Matthew Stockman, Getty Images
SOUTH JORDAN At just after 8 each morning, John Brocklebank would wheel his long-bed pickup truck into the parking lot of the Salt Lake County Equestrian Park. He'd navigate the roundpens and stables that stand between the entrance and the southwest side of the modest race track in South Jordan, then hit the brakes and pull the keys from the ignition at his favorite spot overlooking the track.
Brocklebank would punch in a few numbers on his cell phone to give trainer Shane Chipman the green light, and moments later a magnificent colt an impressive yearling by the name of Brother Derek would be breezing down the homestretch, clods of red dirt flying up behind him. That was the drill.
It was early autumn 2004 and the breaking of Brother Derek, Saturday's morning line favorite for the Kentucky Derby, had begun. The training of this wunderkind colt would continue through the final few chapters of 2004 and extend through the first few of 2005, at which time he, as with many of the horses that come and go through the Wasatch Farms fold, would be auctioned off at the Barretts auction in March to the highest bidder. Business is business.But the story of Brother Derek doesn't really begin there, and it surely doesn't end there. The story of Brother Derek, well, it's a little different.
Man meets horse
For a guy like Brocklebank, the annual Keeneland auction in Lexington, Ky., the second two weeks in September is, he will tell you, "hog heaven."
Brocklebank's passion for horses borders the manic.
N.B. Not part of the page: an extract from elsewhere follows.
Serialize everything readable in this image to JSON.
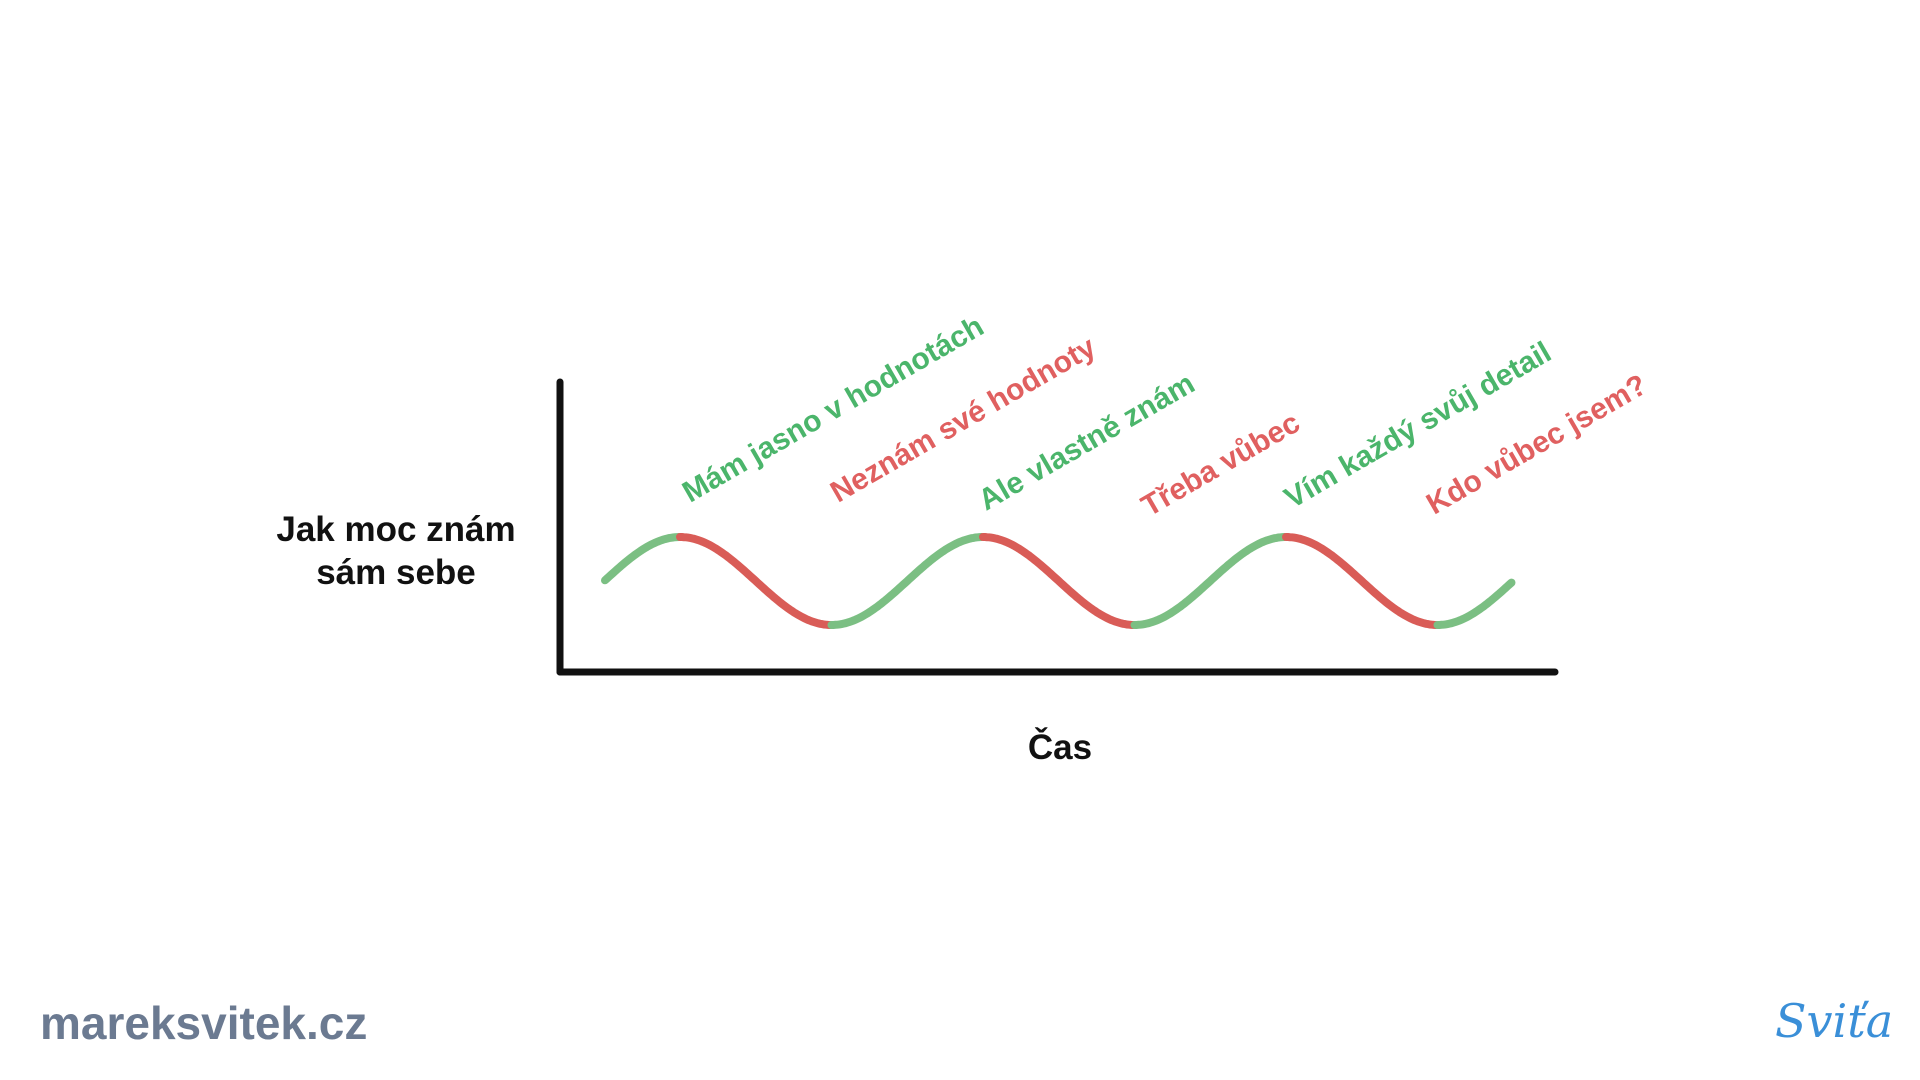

How else can you explain him forfeiting a football scholarship at the University of Utah just so he could spend more time at the stables . . . or the time he walked out of a U2 concert three songs in because he'd rather talk shop with his horse cronies than hear what Bono had to say . . . or why, when on a recent vacation to Rome, it was endured rather than enjoyed?
Too much time away from the horses.
Keeneland is to horse folk what the Apple Show is to tech junkies. For two glorious weeks, from sunup to sundown, horse enthusiasts descend on these Kentucky pastures to survey and peruse, to banter and bargain. When it's over, some 5,000 horses each year have new stables to call home.
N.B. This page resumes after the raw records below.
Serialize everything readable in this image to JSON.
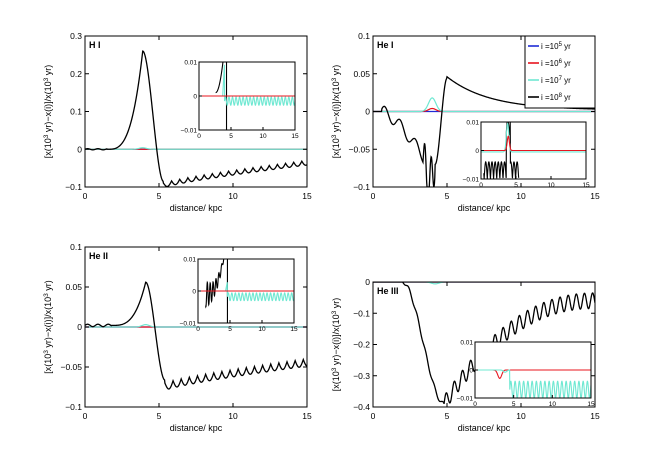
{
  "colors": {
    "blue": "#1f2bd6",
    "red": "#e8141e",
    "cyan": "#6fe8d2",
    "black": "#000000"
  },
  "legend": {
    "entries": [
      {
        "prefix": "i =10",
        "exp": "5",
        "suffix": " yr",
        "color_key": "blue"
      },
      {
        "prefix": "i =10",
        "exp": "6",
        "suffix": " yr",
        "color_key": "red"
      },
      {
        "prefix": "i =10",
        "exp": "7",
        "suffix": " yr",
        "color_key": "cyan"
      },
      {
        "prefix": "i =10",
        "exp": "8",
        "suffix": " yr",
        "color_key": "black"
      }
    ]
  },
  "chart_data": [
    {
      "type": "line",
      "title": "H I",
      "xlabel": "distance/ kpc",
      "ylabel_parts": [
        "[x(10",
        "3",
        " yr)−x(i)]/x(10",
        "3",
        " yr)"
      ],
      "xlim": [
        0,
        15
      ],
      "ylim": [
        -0.1,
        0.3
      ],
      "xticks": [
        "0",
        "5",
        "10",
        "15"
      ],
      "yticks": [
        "−0.1",
        "0",
        "0.1",
        "0.2",
        "0.3"
      ],
      "series": [
        {
          "name": "i=1e8 yr",
          "color_key": "black",
          "kind": "peak",
          "params": {
            "base": 0.0,
            "peak_x": 3.9,
            "peak_y": 0.26,
            "rise_start": 1.5,
            "drop_end": 5.3,
            "dip_y": -0.1,
            "dip_x": 5.6,
            "end_y": -0.03,
            "osc_amp": 0.012,
            "osc_period": 0.55
          }
        },
        {
          "name": "i=1e7 yr",
          "color_key": "cyan",
          "kind": "flat",
          "params": {
            "y": 0.0,
            "bump_x": 3.9,
            "bump_y": 0.004
          }
        },
        {
          "name": "i=1e6 yr",
          "color_key": "red",
          "kind": "flat",
          "params": {
            "y": 0.0
          }
        },
        {
          "name": "i=1e5 yr",
          "color_key": "blue",
          "kind": "flat",
          "params": {
            "y": 0.0
          }
        }
      ],
      "inset": {
        "xlim": [
          0,
          15
        ],
        "ylim": [
          -0.01,
          0.01
        ],
        "xticks": [
          "0",
          "5",
          "10",
          "15"
        ],
        "yticks": [
          "0.01",
          "0",
          "−0.01"
        ],
        "series": [
          {
            "color_key": "black",
            "kind": "inset_black",
            "params": {
              "x_vertical": 4.3,
              "start_x": 2.6,
              "start_y": 0.001
            }
          },
          {
            "color_key": "cyan",
            "kind": "inset_cyan",
            "params": {
              "x_jump": 4.0,
              "peak_y": 0.01,
              "mean": -0.0015,
              "amp": 0.0012,
              "period": 0.55
            }
          },
          {
            "color_key": "red",
            "kind": "flat",
            "params": {
              "y": 0.0
            }
          }
        ]
      }
    },
    {
      "type": "line",
      "title": "He I",
      "xlabel": "distance/ kpc",
      "ylabel_parts": [
        "[x(10",
        "3",
        " yr)−x(i)]/x(10",
        "3",
        " yr)"
      ],
      "xlim": [
        0,
        15
      ],
      "ylim": [
        -0.1,
        0.1
      ],
      "xticks": [
        "0",
        "5",
        "10",
        "15"
      ],
      "yticks": [
        "−0.1",
        "−0.05",
        "0",
        "0.05",
        "0.1"
      ],
      "series": [
        {
          "name": "i=1e8 yr",
          "color_key": "black",
          "kind": "hei",
          "params": {
            "min_y": -0.094,
            "min_x": 3.9,
            "peak_y": 0.044,
            "peak_x": 5.0,
            "end_y": 0.002
          }
        },
        {
          "name": "i=1e7 yr",
          "color_key": "cyan",
          "kind": "flat",
          "params": {
            "y": 0.0,
            "bump_x": 4.0,
            "bump_y": 0.018
          }
        },
        {
          "name": "i=1e6 yr",
          "color_key": "red",
          "kind": "flat",
          "params": {
            "y": 0.0,
            "bump_x": 4.0,
            "bump_y": 0.004
          }
        },
        {
          "name": "i=1e5 yr",
          "color_key": "blue",
          "kind": "flat",
          "params": {
            "y": 0.0
          }
        }
      ],
      "inset": {
        "xlim": [
          0,
          15
        ],
        "ylim": [
          -0.01,
          0.01
        ],
        "xticks": [
          "0",
          "5",
          "10",
          "15"
        ],
        "yticks": [
          "0.01",
          "0",
          "−0.01"
        ],
        "series": [
          {
            "color_key": "black",
            "kind": "inset_hei_black",
            "params": {
              "x_start": 0.4,
              "x_end": 5.4
            }
          },
          {
            "color_key": "cyan",
            "kind": "inset_hei_cyan",
            "params": {
              "x_peak": 3.8,
              "peak_y": 0.01
            }
          },
          {
            "color_key": "red",
            "kind": "inset_hei_red",
            "params": {
              "x_peak": 3.9,
              "peak_y": 0.005
            }
          }
        ]
      }
    },
    {
      "type": "line",
      "title": "He II",
      "xlabel": "distance/ kpc",
      "ylabel_parts": [
        "[x(10",
        "3",
        " yr)−x(i)]/x(10",
        "3",
        " yr)"
      ],
      "xlim": [
        0,
        15
      ],
      "ylim": [
        -0.1,
        0.1
      ],
      "xticks": [
        "0",
        "5",
        "10",
        "15"
      ],
      "yticks": [
        "−0.1",
        "−0.05",
        "0",
        "0.05",
        "0.1"
      ],
      "series": [
        {
          "name": "i=1e8 yr",
          "color_key": "black",
          "kind": "peak",
          "params": {
            "base": 0.002,
            "peak_x": 4.1,
            "peak_y": 0.056,
            "rise_start": 1.8,
            "drop_end": 5.4,
            "dip_y": -0.078,
            "dip_x": 6.0,
            "end_y": -0.04,
            "osc_amp": 0.009,
            "osc_period": 0.55
          }
        },
        {
          "name": "i=1e7 yr",
          "color_key": "cyan",
          "kind": "flat",
          "params": {
            "y": 0.0,
            "bump_x": 4.1,
            "bump_y": 0.003
          }
        },
        {
          "name": "i=1e6 yr",
          "color_key": "red",
          "kind": "flat",
          "params": {
            "y": 0.0
          }
        },
        {
          "name": "i=1e5 yr",
          "color_key": "blue",
          "kind": "flat",
          "params": {
            "y": 0.0
          }
        }
      ],
      "inset": {
        "xlim": [
          0,
          15
        ],
        "ylim": [
          -0.01,
          0.01
        ],
        "xticks": [
          "0",
          "5",
          "10",
          "15"
        ],
        "yticks": [
          "0.01",
          "0",
          "−0.01"
        ],
        "series": [
          {
            "color_key": "black",
            "kind": "inset_black2",
            "params": {
              "x_vertical": 4.6,
              "start_x": 1.2
            }
          },
          {
            "color_key": "cyan",
            "kind": "inset_cyan",
            "params": {
              "x_jump": 4.6,
              "peak_y": 0.003,
              "mean": -0.0018,
              "amp": 0.0012,
              "period": 0.55
            }
          },
          {
            "color_key": "red",
            "kind": "flat",
            "params": {
              "y": 0.0
            }
          }
        ]
      }
    },
    {
      "type": "line",
      "title": "He III",
      "xlabel": "distance/ kpc",
      "ylabel_parts": [
        "[x(10",
        "3",
        " yr)−x(i)]/x(10",
        "3",
        " yr)"
      ],
      "xlim": [
        0,
        15
      ],
      "ylim": [
        -0.4,
        0.0
      ],
      "xticks": [
        "0",
        "5",
        "10",
        "15"
      ],
      "yticks": [
        "−0.4",
        "−0.3",
        "−0.2",
        "−0.1",
        "0"
      ],
      "series": [
        {
          "name": "i=1e8 yr",
          "color_key": "black",
          "kind": "heiii",
          "params": {
            "start_drop": 2.0,
            "min_x": 4.8,
            "min_y": -0.39,
            "end_y": -0.06,
            "osc_amp": 0.025,
            "osc_period": 0.55
          }
        },
        {
          "name": "i=1e7 yr",
          "color_key": "cyan",
          "kind": "flat",
          "params": {
            "y": 0.0,
            "bump_x": 4.2,
            "bump_y": -0.006
          }
        },
        {
          "name": "i=1e6 yr",
          "color_key": "red",
          "kind": "flat",
          "params": {
            "y": 0.0
          }
        },
        {
          "name": "i=1e5 yr",
          "color_key": "blue",
          "kind": "flat",
          "params": {
            "y": 0.0
          }
        }
      ],
      "inset": {
        "xlim": [
          0,
          15
        ],
        "ylim": [
          -0.01,
          0.01
        ],
        "xticks": [
          "0",
          "5",
          "10",
          "15"
        ],
        "yticks": [
          "0.01",
          "0",
          "−0.01"
        ],
        "series": [
          {
            "color_key": "red",
            "kind": "inset_heiii_red",
            "params": {
              "dip_x": 3.2,
              "dip_y": -0.003
            }
          },
          {
            "color_key": "cyan",
            "kind": "inset_heiii_cyan",
            "params": {
              "x_start": 4.5,
              "mean": -0.007,
              "amp": 0.003,
              "period": 0.55
            }
          }
        ]
      }
    }
  ]
}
This is where Brocklebank found himself in 2004, walking the grounds and stables at Keeneland, scribbling notes, circling names. He had noticed in the auction's catalog that the full brother of a horse he thought highly of, "a nice little race horse named "Don'tsellmeshort," would be on the blocks.
"I already knew the horse was a Cal-bred, which is something we are always looking for, but when I saw the colt was a bay colt I got a little nervous," Brocklebank admits. "Because I just knew I had to have that horse."
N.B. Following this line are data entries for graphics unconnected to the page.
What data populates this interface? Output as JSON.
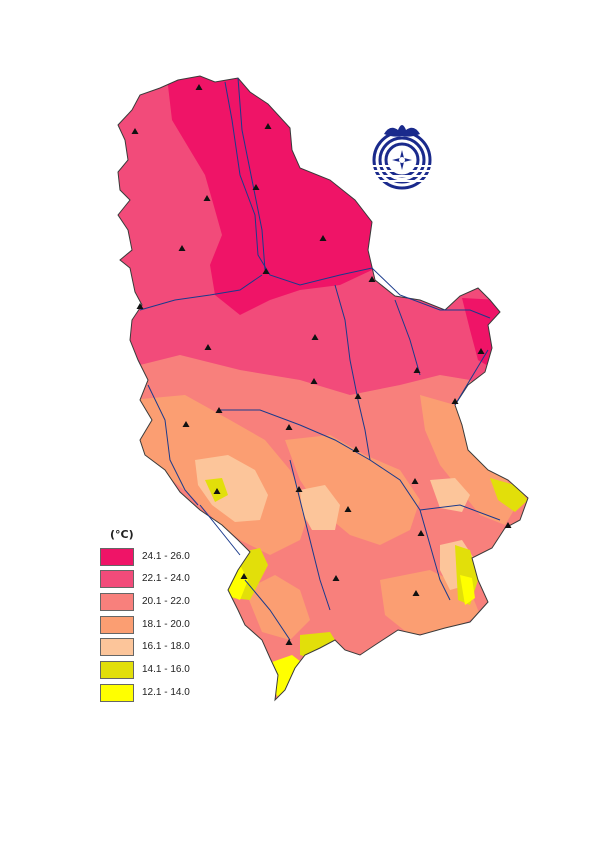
{
  "legend": {
    "unit": "(°C)",
    "classes": [
      {
        "label": "24.1 - 26.0",
        "color": "#ef1467"
      },
      {
        "label": "22.1 - 24.0",
        "color": "#f24b7a"
      },
      {
        "label": "20.1 - 22.0",
        "color": "#f8807c"
      },
      {
        "label": "18.1 - 20.0",
        "color": "#fb9e72"
      },
      {
        "label": "16.1 - 18.0",
        "color": "#fcc59a"
      },
      {
        "label": "14.1 - 16.0",
        "color": "#e2df0a"
      },
      {
        "label": "12.1 - 14.0",
        "color": "#ffff00"
      }
    ]
  },
  "logo": {
    "name": "hydrometeorological-service-logo",
    "color": "#1a2a8c"
  },
  "station_icon": "triangle-station-marker",
  "river_color": "#1a3a8c"
}
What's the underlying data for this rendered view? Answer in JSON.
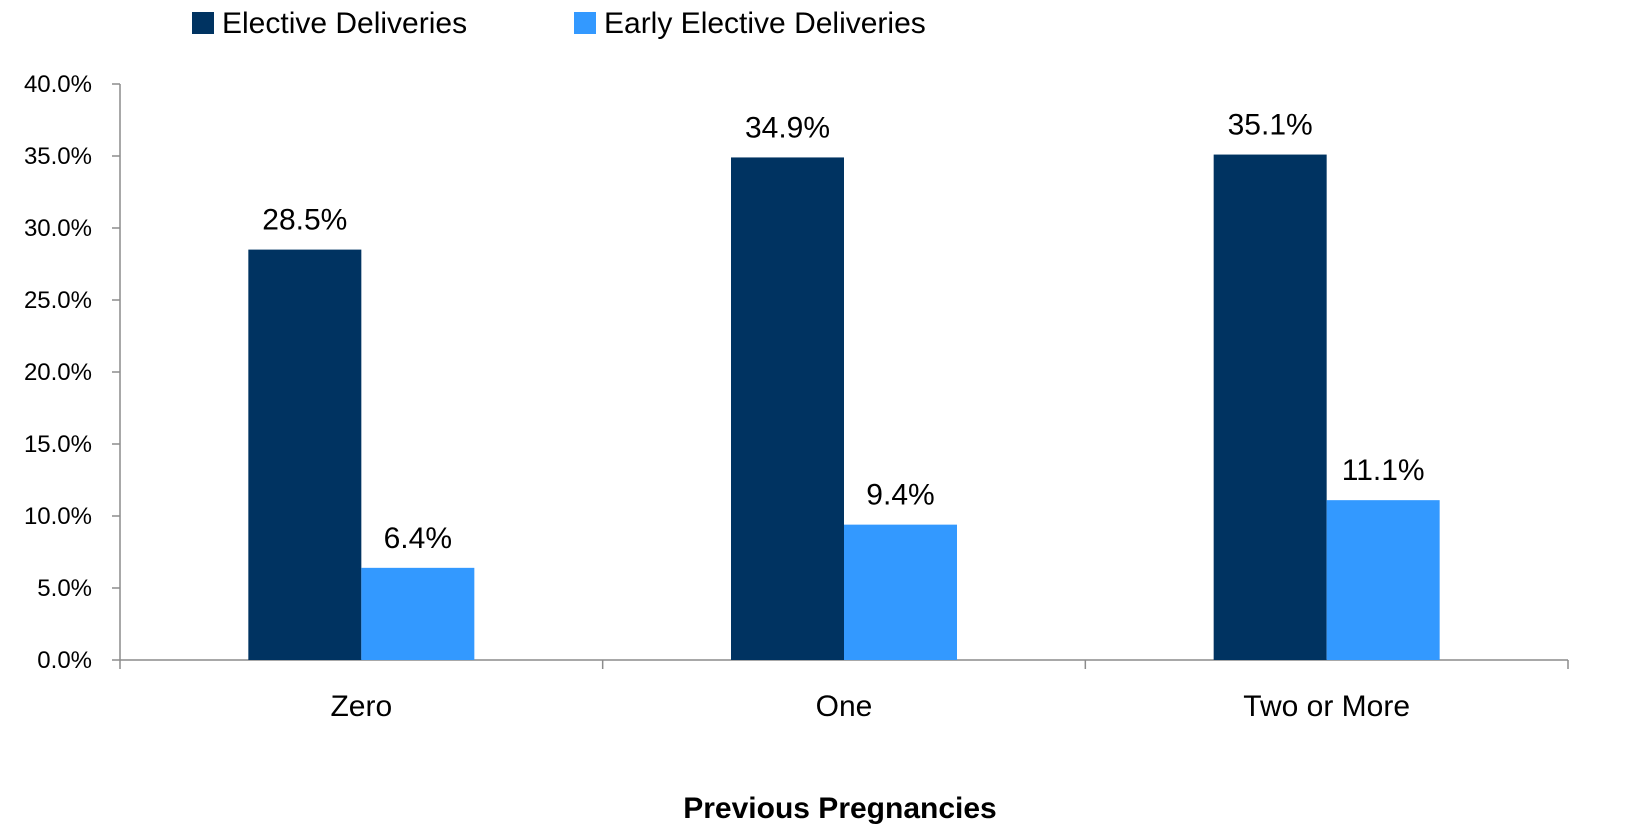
{
  "chart_data": {
    "type": "bar",
    "title": "",
    "xlabel": "Previous Pregnancies",
    "ylabel": "",
    "ylim": [
      0,
      40
    ],
    "yticks": [
      "0.0%",
      "5.0%",
      "10.0%",
      "15.0%",
      "20.0%",
      "25.0%",
      "30.0%",
      "35.0%",
      "40.0%"
    ],
    "ytick_values": [
      0,
      5,
      10,
      15,
      20,
      25,
      30,
      35,
      40
    ],
    "categories": [
      "Zero",
      "One",
      "Two or More"
    ],
    "series": [
      {
        "name": "Elective Deliveries",
        "color": "#003361",
        "values": [
          28.5,
          34.9,
          35.1
        ],
        "labels": [
          "28.5%",
          "34.9%",
          "35.1%"
        ]
      },
      {
        "name": "Early Elective Deliveries",
        "color": "#3399ff",
        "values": [
          6.4,
          9.4,
          11.1
        ],
        "labels": [
          "6.4%",
          "9.4%",
          "11.1%"
        ]
      }
    ],
    "legend_position": "top-left",
    "grid": false
  }
}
After a brief game of cat and mouse with two buyers from Florida "Rudy and Bruno, a couple crackerjack horse buyers" Brocklebank found himself signing the $150,000 bid ticket. That he had bid "about a hundred thousand dollars" more than what a colt of its pedigree typically fetched was of little consequence."When it was over I called Craig (Tillotson) and told him we had just bought the best horse we'd ever bought."
Band of brothers
Tillotson is Brocklebank's friend and business partner, the money man. Chipman, who along with Alvin Torres helped break and train Brother Derek during his stay in Utah, is Brocklebank's right-hand man.
"Craig is one brother and Shane is my other," says Brocklebank.
The horse is named after Tillotson's son Derek, a missionary for The Church of Jesus Christ of Latter-day Saints currently serving in Armenia.